Friday's US jobs report provided more fodder for critics who say the Fed missed the right time to cut interest rates for the first time. Job growth in July was much weaker than expected, June's figure was revised downwards and the unemployment rate rose from 4.1% to 4.3% – ultimately triggering the Sahm rule, Commerzbank’s FX strategist Michael Pfister notes.
“The release was followed by a flurry of action. The market moved up its rate cut expectations significantly and now expects more than four rate cuts of 25 basis points by the end of the year. In practice, the market is now leaning towards two rate cuts of 50 basis points each in September and November, fuelled by changes in the forecasts of major banks. There has even been talk of an emergency cut ahead of the September meeting.”

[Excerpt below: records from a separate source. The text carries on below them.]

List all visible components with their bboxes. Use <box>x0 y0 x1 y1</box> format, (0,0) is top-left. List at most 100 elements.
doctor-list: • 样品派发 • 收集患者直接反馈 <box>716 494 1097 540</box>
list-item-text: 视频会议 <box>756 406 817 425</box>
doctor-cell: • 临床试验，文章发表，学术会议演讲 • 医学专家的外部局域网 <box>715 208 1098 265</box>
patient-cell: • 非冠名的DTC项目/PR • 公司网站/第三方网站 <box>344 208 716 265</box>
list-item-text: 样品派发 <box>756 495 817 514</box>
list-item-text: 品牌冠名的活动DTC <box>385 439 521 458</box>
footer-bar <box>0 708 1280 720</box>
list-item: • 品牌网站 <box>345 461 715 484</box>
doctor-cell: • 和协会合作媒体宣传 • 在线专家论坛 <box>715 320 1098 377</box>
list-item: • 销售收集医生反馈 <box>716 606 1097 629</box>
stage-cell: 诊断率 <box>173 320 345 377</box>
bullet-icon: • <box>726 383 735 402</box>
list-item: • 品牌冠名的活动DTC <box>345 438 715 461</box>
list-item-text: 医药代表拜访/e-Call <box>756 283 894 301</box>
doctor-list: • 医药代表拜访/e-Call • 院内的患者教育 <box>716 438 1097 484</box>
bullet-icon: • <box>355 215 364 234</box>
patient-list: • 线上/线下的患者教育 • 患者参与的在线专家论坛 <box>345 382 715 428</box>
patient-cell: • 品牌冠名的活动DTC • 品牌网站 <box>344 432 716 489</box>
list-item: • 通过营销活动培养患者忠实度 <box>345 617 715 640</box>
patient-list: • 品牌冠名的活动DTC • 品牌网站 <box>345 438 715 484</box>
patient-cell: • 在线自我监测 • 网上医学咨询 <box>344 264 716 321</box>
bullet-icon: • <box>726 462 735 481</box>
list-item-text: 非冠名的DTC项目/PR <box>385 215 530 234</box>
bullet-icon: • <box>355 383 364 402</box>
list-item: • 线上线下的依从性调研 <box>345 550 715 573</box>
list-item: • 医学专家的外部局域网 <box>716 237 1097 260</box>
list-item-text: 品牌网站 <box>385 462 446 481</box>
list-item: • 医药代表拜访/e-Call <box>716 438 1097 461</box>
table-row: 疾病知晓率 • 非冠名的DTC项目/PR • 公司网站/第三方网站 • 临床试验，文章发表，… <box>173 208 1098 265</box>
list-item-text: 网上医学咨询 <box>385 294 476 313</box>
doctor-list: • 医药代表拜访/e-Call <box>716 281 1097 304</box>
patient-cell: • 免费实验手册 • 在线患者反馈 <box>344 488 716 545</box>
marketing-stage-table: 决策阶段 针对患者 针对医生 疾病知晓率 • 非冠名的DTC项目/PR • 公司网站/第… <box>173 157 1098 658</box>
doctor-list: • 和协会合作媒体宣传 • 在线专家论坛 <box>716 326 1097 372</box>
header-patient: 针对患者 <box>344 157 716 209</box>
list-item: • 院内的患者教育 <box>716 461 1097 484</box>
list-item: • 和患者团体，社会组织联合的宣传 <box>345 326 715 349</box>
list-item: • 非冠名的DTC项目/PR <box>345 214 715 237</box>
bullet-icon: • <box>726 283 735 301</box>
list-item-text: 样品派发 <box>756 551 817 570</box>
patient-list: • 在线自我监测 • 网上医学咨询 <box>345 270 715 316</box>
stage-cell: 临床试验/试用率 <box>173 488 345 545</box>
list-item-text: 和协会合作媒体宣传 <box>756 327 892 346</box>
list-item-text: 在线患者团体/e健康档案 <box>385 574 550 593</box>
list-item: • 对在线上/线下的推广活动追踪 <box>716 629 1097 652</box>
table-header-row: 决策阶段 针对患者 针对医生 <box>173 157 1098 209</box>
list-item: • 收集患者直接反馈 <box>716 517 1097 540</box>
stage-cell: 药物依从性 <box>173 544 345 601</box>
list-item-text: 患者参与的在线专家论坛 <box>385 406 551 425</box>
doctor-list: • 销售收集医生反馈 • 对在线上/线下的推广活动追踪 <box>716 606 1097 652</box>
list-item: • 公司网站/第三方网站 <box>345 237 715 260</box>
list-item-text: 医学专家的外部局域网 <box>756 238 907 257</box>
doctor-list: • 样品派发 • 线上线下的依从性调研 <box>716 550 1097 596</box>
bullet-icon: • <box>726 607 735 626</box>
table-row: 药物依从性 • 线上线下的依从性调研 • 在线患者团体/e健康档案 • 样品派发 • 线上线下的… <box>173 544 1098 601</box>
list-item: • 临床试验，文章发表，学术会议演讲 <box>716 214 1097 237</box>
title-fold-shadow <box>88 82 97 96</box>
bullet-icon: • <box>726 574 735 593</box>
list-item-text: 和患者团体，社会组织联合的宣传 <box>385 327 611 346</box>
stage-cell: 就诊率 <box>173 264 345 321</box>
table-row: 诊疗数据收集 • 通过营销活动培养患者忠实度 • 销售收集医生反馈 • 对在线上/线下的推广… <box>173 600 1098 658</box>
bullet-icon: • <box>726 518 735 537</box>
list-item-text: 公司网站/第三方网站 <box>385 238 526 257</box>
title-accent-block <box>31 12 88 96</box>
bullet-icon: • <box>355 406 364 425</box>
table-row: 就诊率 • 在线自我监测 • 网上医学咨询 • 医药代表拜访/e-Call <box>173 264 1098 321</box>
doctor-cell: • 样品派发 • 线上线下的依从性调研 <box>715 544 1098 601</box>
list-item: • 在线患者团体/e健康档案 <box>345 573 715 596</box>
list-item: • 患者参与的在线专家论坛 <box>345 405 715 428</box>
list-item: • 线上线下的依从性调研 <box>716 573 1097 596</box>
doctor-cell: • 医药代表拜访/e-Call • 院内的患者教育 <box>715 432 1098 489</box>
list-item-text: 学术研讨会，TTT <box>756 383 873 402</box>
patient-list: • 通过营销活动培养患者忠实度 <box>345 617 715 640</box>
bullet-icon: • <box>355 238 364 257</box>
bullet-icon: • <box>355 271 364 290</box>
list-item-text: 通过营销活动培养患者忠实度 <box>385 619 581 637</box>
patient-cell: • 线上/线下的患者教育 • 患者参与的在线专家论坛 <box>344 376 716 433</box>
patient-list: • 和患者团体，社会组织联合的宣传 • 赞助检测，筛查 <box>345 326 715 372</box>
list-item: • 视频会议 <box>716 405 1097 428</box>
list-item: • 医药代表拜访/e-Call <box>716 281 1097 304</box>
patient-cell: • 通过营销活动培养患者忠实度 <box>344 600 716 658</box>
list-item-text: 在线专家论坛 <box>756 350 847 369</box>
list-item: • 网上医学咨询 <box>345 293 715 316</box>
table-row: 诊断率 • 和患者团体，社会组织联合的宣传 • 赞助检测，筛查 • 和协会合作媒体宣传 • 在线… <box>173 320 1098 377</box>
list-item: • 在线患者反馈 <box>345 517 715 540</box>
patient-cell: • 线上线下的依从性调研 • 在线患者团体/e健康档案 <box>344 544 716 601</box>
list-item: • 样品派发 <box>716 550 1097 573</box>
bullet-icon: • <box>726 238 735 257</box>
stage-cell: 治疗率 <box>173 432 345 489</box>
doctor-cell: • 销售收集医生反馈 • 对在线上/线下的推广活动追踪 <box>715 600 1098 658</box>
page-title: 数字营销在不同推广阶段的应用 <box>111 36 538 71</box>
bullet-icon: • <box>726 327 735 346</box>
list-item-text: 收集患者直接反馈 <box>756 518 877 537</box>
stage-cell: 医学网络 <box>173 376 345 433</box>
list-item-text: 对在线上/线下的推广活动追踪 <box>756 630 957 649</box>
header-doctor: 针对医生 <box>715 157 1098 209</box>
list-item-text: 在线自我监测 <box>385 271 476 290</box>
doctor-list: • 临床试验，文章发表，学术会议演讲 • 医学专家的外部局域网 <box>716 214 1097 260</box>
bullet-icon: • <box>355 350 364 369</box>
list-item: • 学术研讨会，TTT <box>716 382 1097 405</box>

“Fortunately, after this exciting week, we should be in for a quieter few days. Hopefully, once the excitement has settled a little, market participants will realise that expectations have gone a little too far. I'm not saying that the jobs report didn't give me cause for concern. Clearly, the labour market has weakened in recent months, which does not bode well for the US growth advantage.”
“I find it hard to imagine that the Fed will cut rates by almost 150 basis points by January, as the market expects. The economy would have to weaken significantly more for that to happen. And for those who are now mentioning the Sahm rule, it is worth remembering that the rule has typically been triggered in times of job losses, not in times of still moderate job growth.”